There’s no reason to assume that this stems from any lack of concern for the innocent and defenseless. More likely, conservatives who don’t see abortion as the most pressing evil of our day suffer from a lack of attention–attention to the fact that abortion is the taking of a human life.
Libertarians can argue that the government should not play a role in stopping abortions, but it’s hard to make that claim unless they believe the government should not try to stop murder either. Regardless, no freedom-based argument relieves a libertarian from speaking out against this initiation of force against our society’s most defenseless.
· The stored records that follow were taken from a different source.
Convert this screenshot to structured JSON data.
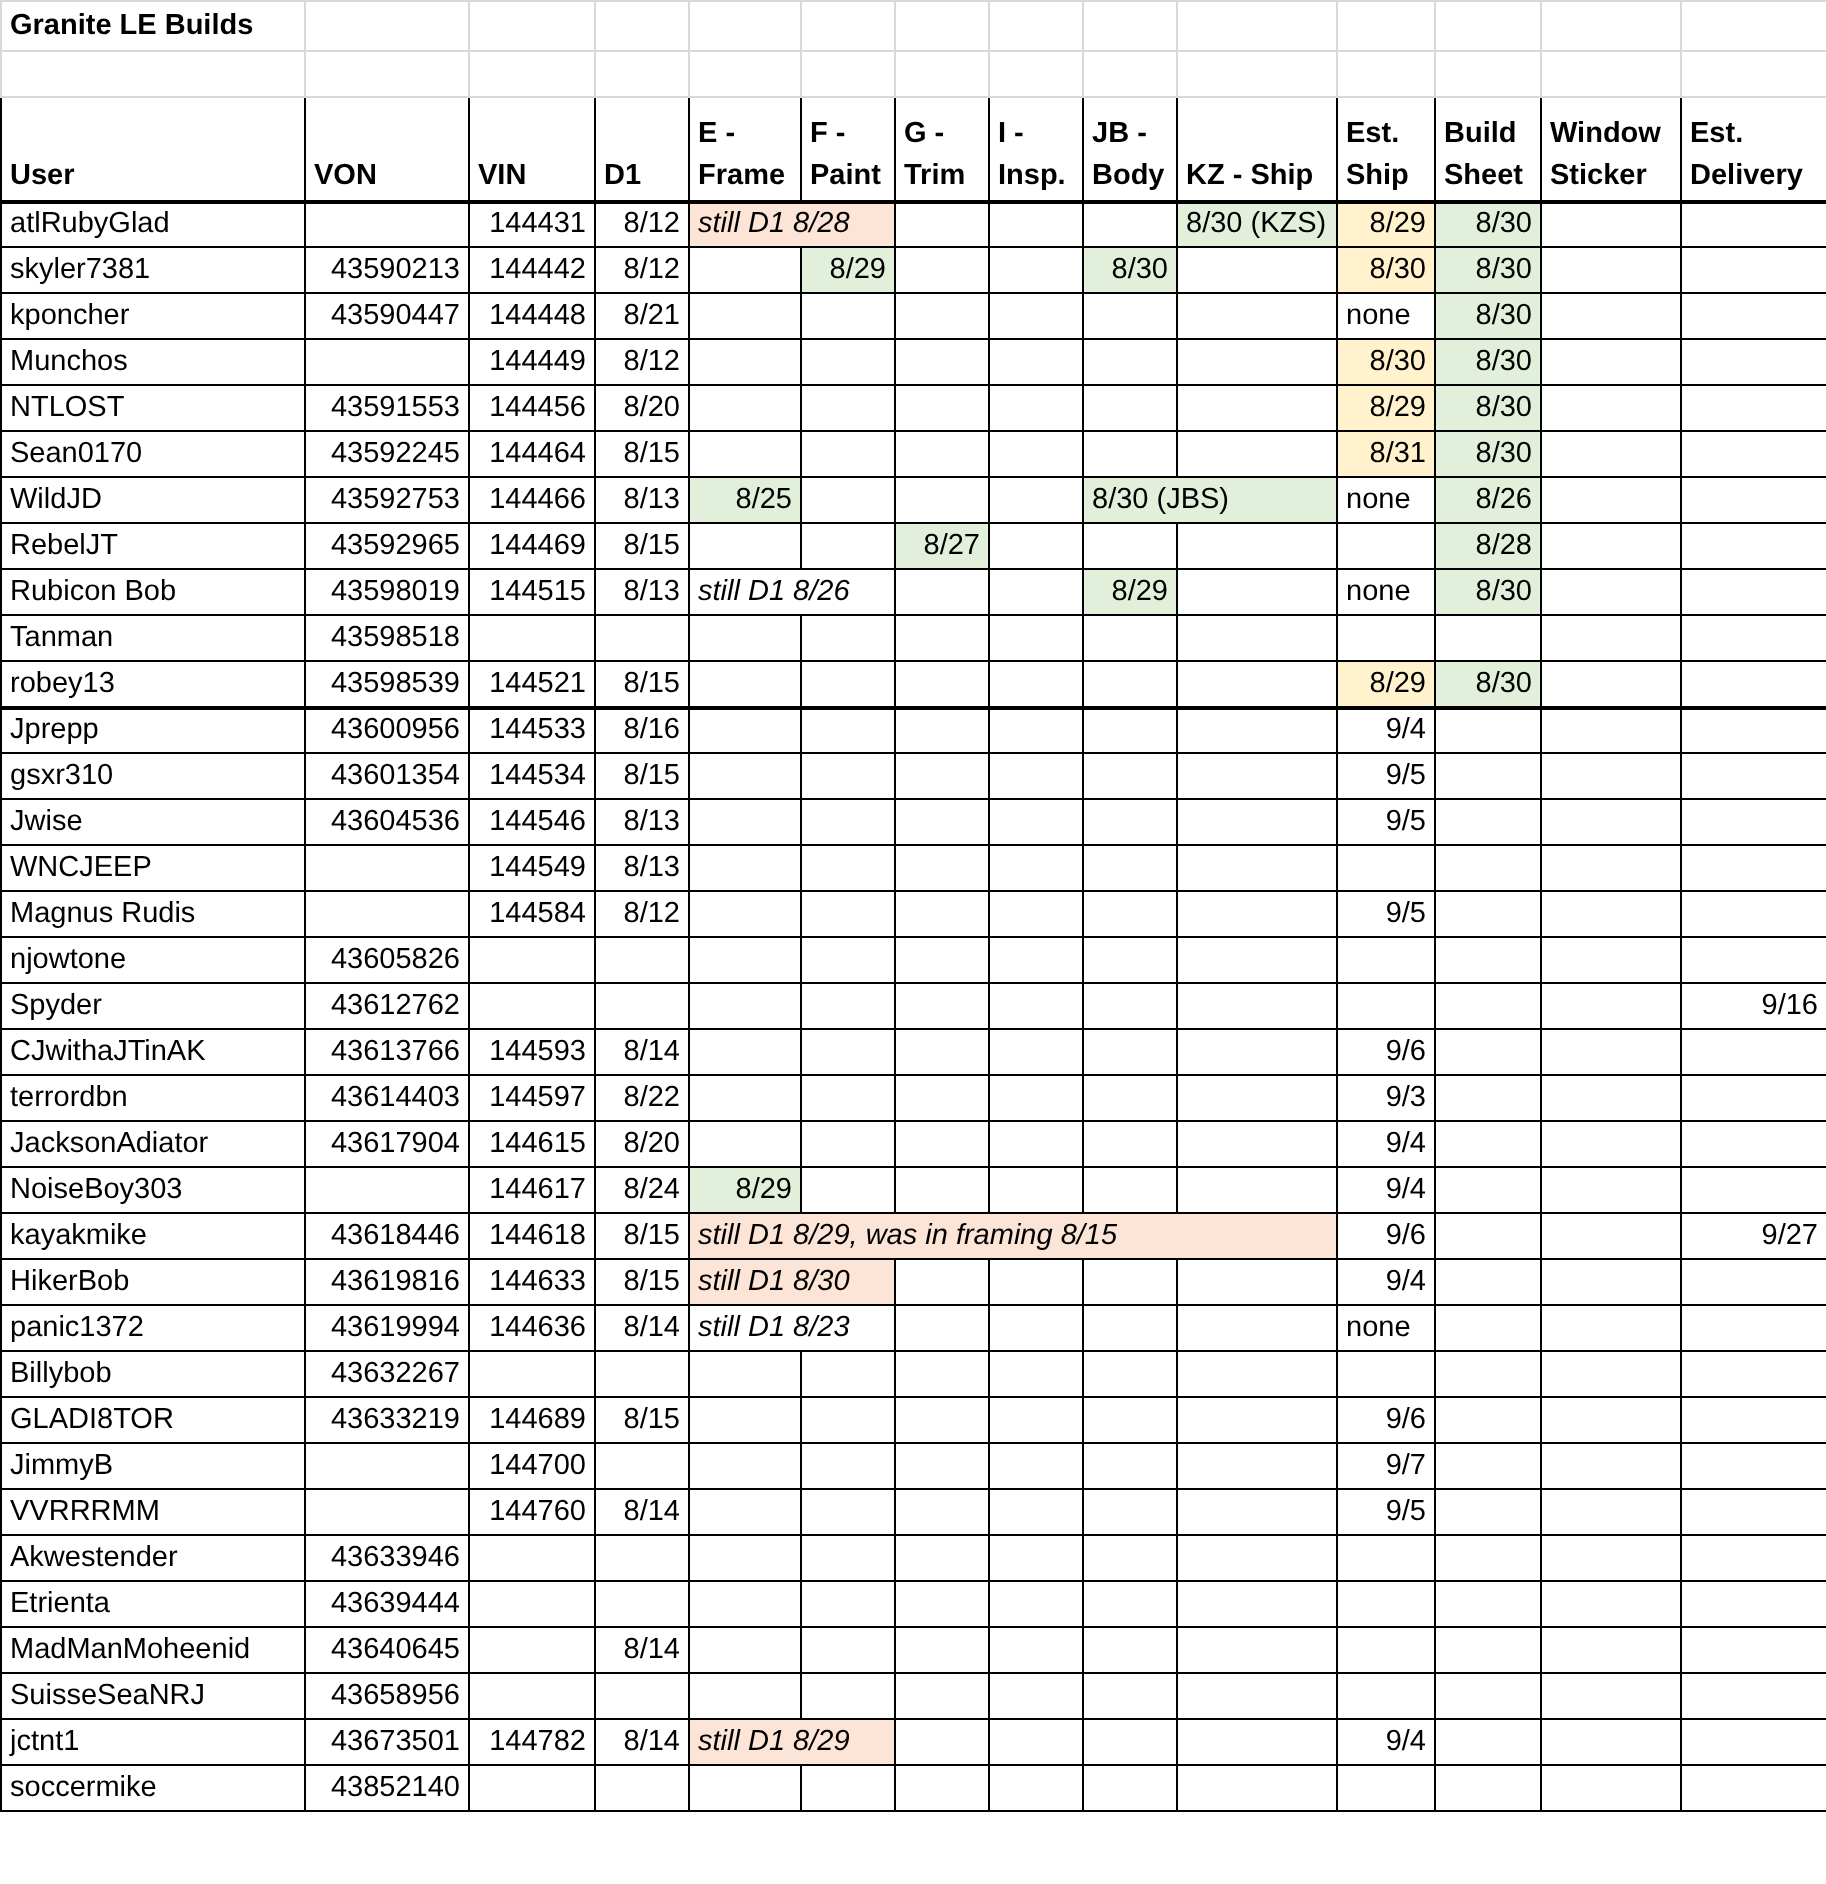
{
  "title": "Granite LE Builds",
  "columns": [
    "User",
    "VON",
    "VIN",
    "D1",
    "E - Frame",
    "F - Paint",
    "G - Trim",
    "I - Insp.",
    "JB - Body",
    "KZ - Ship",
    "Est. Ship",
    "Build Sheet",
    "Window Sticker",
    "Est. Delivery"
  ],
  "rows": [
    {
      "thick_bottom": false,
      "cells": [
        {
          "text": "atlRubyGlad",
          "kind": "text"
        },
        {},
        {
          "text": "144431",
          "kind": "num"
        },
        {
          "text": "8/12",
          "kind": "num"
        },
        {
          "text": "still D1 8/28",
          "kind": "note",
          "color": "#fce4d6"
        },
        {
          "continued": true
        },
        {},
        {},
        {},
        {
          "text": "8/30 (KZS)",
          "kind": "text",
          "color": "#e2efda"
        },
        {
          "text": "8/29",
          "kind": "num",
          "color": "#fff2cc"
        },
        {
          "text": "8/30",
          "kind": "num",
          "color": "#e2efda"
        },
        {},
        {}
      ]
    },
    {
      "thick_bottom": false,
      "cells": [
        {
          "text": "skyler7381",
          "kind": "text"
        },
        {
          "text": "43590213",
          "kind": "num"
        },
        {
          "text": "144442",
          "kind": "num"
        },
        {
          "text": "8/12",
          "kind": "num"
        },
        {},
        {
          "text": "8/29",
          "kind": "num",
          "color": "#e2efda"
        },
        {},
        {},
        {
          "text": "8/30",
          "kind": "num",
          "color": "#e2efda"
        },
        {},
        {
          "text": "8/30",
          "kind": "num",
          "color": "#fff2cc"
        },
        {
          "text": "8/30",
          "kind": "num",
          "color": "#e2efda"
        },
        {},
        {}
      ]
    },
    {
      "thick_bottom": false,
      "cells": [
        {
          "text": "kponcher",
          "kind": "text"
        },
        {
          "text": "43590447",
          "kind": "num"
        },
        {
          "text": "144448",
          "kind": "num"
        },
        {
          "text": "8/21",
          "kind": "num"
        },
        {},
        {},
        {},
        {},
        {},
        {},
        {
          "text": "none",
          "kind": "text"
        },
        {
          "text": "8/30",
          "kind": "num",
          "color": "#e2efda"
        },
        {},
        {}
      ]
    },
    {
      "thick_bottom": false,
      "cells": [
        {
          "text": "Munchos",
          "kind": "text"
        },
        {},
        {
          "text": "144449",
          "kind": "num"
        },
        {
          "text": "8/12",
          "kind": "num"
        },
        {},
        {},
        {},
        {},
        {},
        {},
        {
          "text": "8/30",
          "kind": "num",
          "color": "#fff2cc"
        },
        {
          "text": "8/30",
          "kind": "num",
          "color": "#e2efda"
        },
        {},
        {}
      ]
    },
    {
      "thick_bottom": false,
      "cells": [
        {
          "text": "NTLOST",
          "kind": "text"
        },
        {
          "text": "43591553",
          "kind": "num"
        },
        {
          "text": "144456",
          "kind": "num"
        },
        {
          "text": "8/20",
          "kind": "num"
        },
        {},
        {},
        {},
        {},
        {},
        {},
        {
          "text": "8/29",
          "kind": "num",
          "color": "#fff2cc"
        },
        {
          "text": "8/30",
          "kind": "num",
          "color": "#e2efda"
        },
        {},
        {}
      ]
    },
    {
      "thick_bottom": false,
      "cells": [
        {
          "text": "Sean0170",
          "kind": "text"
        },
        {
          "text": "43592245",
          "kind": "num"
        },
        {
          "text": "144464",
          "kind": "num"
        },
        {
          "text": "8/15",
          "kind": "num"
        },
        {},
        {},
        {},
        {},
        {},
        {},
        {
          "text": "8/31",
          "kind": "num",
          "color": "#fff2cc"
        },
        {
          "text": "8/30",
          "kind": "num",
          "color": "#e2efda"
        },
        {},
        {}
      ]
    },
    {
      "thick_bottom": false,
      "cells": [
        {
          "text": "WildJD",
          "kind": "text"
        },
        {
          "text": "43592753",
          "kind": "num"
        },
        {
          "text": "144466",
          "kind": "num"
        },
        {
          "text": "8/13",
          "kind": "num"
        },
        {
          "text": "8/25",
          "kind": "num",
          "color": "#e2efda"
        },
        {},
        {},
        {},
        {
          "text": "8/30 (JBS)",
          "kind": "text",
          "color": "#e2efda"
        },
        {
          "continued": true
        },
        {
          "text": "none",
          "kind": "text"
        },
        {
          "text": "8/26",
          "kind": "num",
          "color": "#e2efda"
        },
        {},
        {}
      ]
    },
    {
      "thick_bottom": false,
      "cells": [
        {
          "text": "RebelJT",
          "kind": "text"
        },
        {
          "text": "43592965",
          "kind": "num"
        },
        {
          "text": "144469",
          "kind": "num"
        },
        {
          "text": "8/15",
          "kind": "num"
        },
        {},
        {},
        {
          "text": "8/27",
          "kind": "num",
          "color": "#e2efda"
        },
        {},
        {},
        {},
        {},
        {
          "text": "8/28",
          "kind": "num",
          "color": "#e2efda"
        },
        {},
        {}
      ]
    },
    {
      "thick_bottom": false,
      "cells": [
        {
          "text": "Rubicon Bob",
          "kind": "text"
        },
        {
          "text": "43598019",
          "kind": "num"
        },
        {
          "text": "144515",
          "kind": "num"
        },
        {
          "text": "8/13",
          "kind": "num"
        },
        {
          "text": "still D1 8/26",
          "kind": "note"
        },
        {
          "continued": true
        },
        {},
        {},
        {
          "text": "8/29",
          "kind": "num",
          "color": "#e2efda"
        },
        {},
        {
          "text": "none",
          "kind": "text"
        },
        {
          "text": "8/30",
          "kind": "num",
          "color": "#e2efda"
        },
        {},
        {}
      ]
    },
    {
      "thick_bottom": false,
      "cells": [
        {
          "text": "Tanman",
          "kind": "text"
        },
        {
          "text": "43598518",
          "kind": "num"
        },
        {},
        {},
        {},
        {},
        {},
        {},
        {},
        {},
        {},
        {},
        {},
        {}
      ]
    },
    {
      "thick_bottom": true,
      "cells": [
        {
          "text": "robey13",
          "kind": "text"
        },
        {
          "text": "43598539",
          "kind": "num"
        },
        {
          "text": "144521",
          "kind": "num"
        },
        {
          "text": "8/15",
          "kind": "num"
        },
        {},
        {},
        {},
        {},
        {},
        {},
        {
          "text": "8/29",
          "kind": "num",
          "color": "#fff2cc"
        },
        {
          "text": "8/30",
          "kind": "num",
          "color": "#e2efda"
        },
        {},
        {}
      ]
    },
    {
      "thick_bottom": false,
      "cells": [
        {
          "text": "Jprepp",
          "kind": "text"
        },
        {
          "text": "43600956",
          "kind": "num"
        },
        {
          "text": "144533",
          "kind": "num"
        },
        {
          "text": "8/16",
          "kind": "num"
        },
        {},
        {},
        {},
        {},
        {},
        {},
        {
          "text": "9/4",
          "kind": "num"
        },
        {},
        {},
        {}
      ]
    },
    {
      "thick_bottom": false,
      "cells": [
        {
          "text": "gsxr310",
          "kind": "text"
        },
        {
          "text": "43601354",
          "kind": "num"
        },
        {
          "text": "144534",
          "kind": "num"
        },
        {
          "text": "8/15",
          "kind": "num"
        },
        {},
        {},
        {},
        {},
        {},
        {},
        {
          "text": "9/5",
          "kind": "num"
        },
        {},
        {},
        {}
      ]
    },
    {
      "thick_bottom": false,
      "cells": [
        {
          "text": "Jwise",
          "kind": "text"
        },
        {
          "text": "43604536",
          "kind": "num"
        },
        {
          "text": "144546",
          "kind": "num"
        },
        {
          "text": "8/13",
          "kind": "num"
        },
        {},
        {},
        {},
        {},
        {},
        {},
        {
          "text": "9/5",
          "kind": "num"
        },
        {},
        {},
        {}
      ]
    },
    {
      "thick_bottom": false,
      "cells": [
        {
          "text": "WNCJEEP",
          "kind": "text"
        },
        {},
        {
          "text": "144549",
          "kind": "num"
        },
        {
          "text": "8/13",
          "kind": "num"
        },
        {},
        {},
        {},
        {},
        {},
        {},
        {},
        {},
        {},
        {}
      ]
    },
    {
      "thick_bottom": false,
      "cells": [
        {
          "text": "Magnus Rudis",
          "kind": "text"
        },
        {},
        {
          "text": "144584",
          "kind": "num"
        },
        {
          "text": "8/12",
          "kind": "num"
        },
        {},
        {},
        {},
        {},
        {},
        {},
        {
          "text": "9/5",
          "kind": "num"
        },
        {},
        {},
        {}
      ]
    },
    {
      "thick_bottom": false,
      "cells": [
        {
          "text": "njowtone",
          "kind": "text"
        },
        {
          "text": "43605826",
          "kind": "num"
        },
        {},
        {},
        {},
        {},
        {},
        {},
        {},
        {},
        {},
        {},
        {},
        {}
      ]
    },
    {
      "thick_bottom": false,
      "cells": [
        {
          "text": "Spyder",
          "kind": "text"
        },
        {
          "text": "43612762",
          "kind": "num"
        },
        {},
        {},
        {},
        {},
        {},
        {},
        {},
        {},
        {},
        {},
        {},
        {
          "text": "9/16",
          "kind": "num"
        }
      ]
    },
    {
      "thick_bottom": false,
      "cells": [
        {
          "text": "CJwithaJTinAK",
          "kind": "text"
        },
        {
          "text": "43613766",
          "kind": "num"
        },
        {
          "text": "144593",
          "kind": "num"
        },
        {
          "text": "8/14",
          "kind": "num"
        },
        {},
        {},
        {},
        {},
        {},
        {},
        {
          "text": "9/6",
          "kind": "num"
        },
        {},
        {},
        {}
      ]
    },
    {
      "thick_bottom": false,
      "cells": [
        {
          "text": "terrordbn",
          "kind": "text"
        },
        {
          "text": "43614403",
          "kind": "num"
        },
        {
          "text": "144597",
          "kind": "num"
        },
        {
          "text": "8/22",
          "kind": "num"
        },
        {},
        {},
        {},
        {},
        {},
        {},
        {
          "text": "9/3",
          "kind": "num"
        },
        {},
        {},
        {}
      ]
    },
    {
      "thick_bottom": false,
      "cells": [
        {
          "text": "JacksonAdiator",
          "kind": "text"
        },
        {
          "text": "43617904",
          "kind": "num"
        },
        {
          "text": "144615",
          "kind": "num"
        },
        {
          "text": "8/20",
          "kind": "num"
        },
        {},
        {},
        {},
        {},
        {},
        {},
        {
          "text": "9/4",
          "kind": "num"
        },
        {},
        {},
        {}
      ]
    },
    {
      "thick_bottom": false,
      "cells": [
        {
          "text": "NoiseBoy303",
          "kind": "text"
        },
        {},
        {
          "text": "144617",
          "kind": "num"
        },
        {
          "text": "8/24",
          "kind": "num"
        },
        {
          "text": "8/29",
          "kind": "num",
          "color": "#e2efda"
        },
        {},
        {},
        {},
        {},
        {},
        {
          "text": "9/4",
          "kind": "num"
        },
        {},
        {},
        {}
      ]
    },
    {
      "thick_bottom": false,
      "cells": [
        {
          "text": "kayakmike",
          "kind": "text"
        },
        {
          "text": "43618446",
          "kind": "num"
        },
        {
          "text": "144618",
          "kind": "num"
        },
        {
          "text": "8/15",
          "kind": "num"
        },
        {
          "text": "still D1 8/29, was in framing 8/15",
          "kind": "note",
          "color": "#fce4d6"
        },
        {
          "continued": true
        },
        {
          "continued": true
        },
        {
          "continued": true
        },
        {
          "continued": true
        },
        {
          "continued": true
        },
        {
          "text": "9/6",
          "kind": "num"
        },
        {},
        {},
        {
          "text": "9/27",
          "kind": "num"
        }
      ]
    },
    {
      "thick_bottom": false,
      "cells": [
        {
          "text": "HikerBob",
          "kind": "text"
        },
        {
          "text": "43619816",
          "kind": "num"
        },
        {
          "text": "144633",
          "kind": "num"
        },
        {
          "text": "8/15",
          "kind": "num"
        },
        {
          "text": "still D1 8/30",
          "kind": "note",
          "color": "#fce4d6"
        },
        {
          "continued": true
        },
        {},
        {},
        {},
        {},
        {
          "text": "9/4",
          "kind": "num"
        },
        {},
        {},
        {}
      ]
    },
    {
      "thick_bottom": false,
      "cells": [
        {
          "text": "panic1372",
          "kind": "text"
        },
        {
          "text": "43619994",
          "kind": "num"
        },
        {
          "text": "144636",
          "kind": "num"
        },
        {
          "text": "8/14",
          "kind": "num"
        },
        {
          "text": "still D1 8/23",
          "kind": "note"
        },
        {
          "continued": true
        },
        {},
        {},
        {},
        {},
        {
          "text": "none",
          "kind": "text"
        },
        {},
        {},
        {}
      ]
    },
    {
      "thick_bottom": false,
      "cells": [
        {
          "text": "Billybob",
          "kind": "text"
        },
        {
          "text": "43632267",
          "kind": "num"
        },
        {},
        {},
        {},
        {},
        {},
        {},
        {},
        {},
        {},
        {},
        {},
        {}
      ]
    },
    {
      "thick_bottom": false,
      "cells": [
        {
          "text": "GLADI8TOR",
          "kind": "text"
        },
        {
          "text": "43633219",
          "kind": "num"
        },
        {
          "text": "144689",
          "kind": "num"
        },
        {
          "text": "8/15",
          "kind": "num"
        },
        {},
        {},
        {},
        {},
        {},
        {},
        {
          "text": "9/6",
          "kind": "num"
        },
        {},
        {},
        {}
      ]
    },
    {
      "thick_bottom": false,
      "cells": [
        {
          "text": "JimmyB",
          "kind": "text"
        },
        {},
        {
          "text": "144700",
          "kind": "num"
        },
        {},
        {},
        {},
        {},
        {},
        {},
        {},
        {
          "text": "9/7",
          "kind": "num"
        },
        {},
        {},
        {}
      ]
    },
    {
      "thick_bottom": false,
      "cells": [
        {
          "text": "VVRRRMM",
          "kind": "text"
        },
        {},
        {
          "text": "144760",
          "kind": "num"
        },
        {
          "text": "8/14",
          "kind": "num"
        },
        {},
        {},
        {},
        {},
        {},
        {},
        {
          "text": "9/5",
          "kind": "num"
        },
        {},
        {},
        {}
      ]
    },
    {
      "thick_bottom": false,
      "cells": [
        {
          "text": "Akwestender",
          "kind": "text"
        },
        {
          "text": "43633946",
          "kind": "num"
        },
        {},
        {},
        {},
        {},
        {},
        {},
        {},
        {},
        {},
        {},
        {},
        {}
      ]
    },
    {
      "thick_bottom": false,
      "cells": [
        {
          "text": "Etrienta",
          "kind": "text"
        },
        {
          "text": "43639444",
          "kind": "num"
        },
        {},
        {},
        {},
        {},
        {},
        {},
        {},
        {},
        {},
        {},
        {},
        {}
      ]
    },
    {
      "thick_bottom": false,
      "cells": [
        {
          "text": "MadManMoheenid",
          "kind": "text"
        },
        {
          "text": "43640645",
          "kind": "num"
        },
        {},
        {
          "text": "8/14",
          "kind": "num"
        },
        {},
        {},
        {},
        {},
        {},
        {},
        {},
        {},
        {},
        {}
      ]
    },
    {
      "thick_bottom": false,
      "cells": [
        {
          "text": "SuisseSeaNRJ",
          "kind": "text"
        },
        {
          "text": "43658956",
          "kind": "num"
        },
        {},
        {},
        {},
        {},
        {},
        {},
        {},
        {},
        {},
        {},
        {},
        {}
      ]
    },
    {
      "thick_bottom": false,
      "cells": [
        {
          "text": "jctnt1",
          "kind": "text"
        },
        {
          "text": "43673501",
          "kind": "num"
        },
        {
          "text": "144782",
          "kind": "num"
        },
        {
          "text": "8/14",
          "kind": "num"
        },
        {
          "text": "still D1 8/29",
          "kind": "note",
          "color": "#fce4d6"
        },
        {
          "continued": true
        },
        {},
        {},
        {},
        {},
        {
          "text": "9/4",
          "kind": "num"
        },
        {},
        {},
        {}
      ]
    },
    {
      "thick_bottom": false,
      "cells": [
        {
          "text": "soccermike",
          "kind": "text"
        },
        {
          "text": "43852140",
          "kind": "num"
        },
        {},
        {},
        {},
        {},
        {},
        {},
        {},
        {},
        {},
        {},
        {},
        {}
      ]
    }
  ]
}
Conservatives also can claim that abortion is a matter for the states–meaning Roe v. Wade ought to be overturned, but this partial-birth abortion ban is a federal overreach. This argument is appealing, but it requires ignoring the 14th Amendment passage reading, “No state shall … deny to any person within its jurisdiction the equal protection of the laws.”
I’m not a big fan of how Congress and the federal courts have used this amendment to take power from the states, but being a strict constructionist doesn’t mean abiding by only our favorite parts of the Constitution.
Even the narrowest reading of the phrase “equal protection of the laws,” requires a state to prosecute the killer of a small person the same as the killer of a large person; or prosecute the killer of a person in her mother’s womb the same as the killer of a person anywhere else.
Abortion is the greatest evil in American society today. Conservatives have a moral responsibility to speak out against it–to convince women that aborting their child is not an acceptable choice (and subsequently to help these mothers and their children), and to try to outlaw its practice.
As a label, “anti-abortion” is more to the point (and at times more honest) than “pro-life.” We ought to wear it proudly, because, one day, abortion’s enemies will hold a place in America’s history alongside the abolitionists.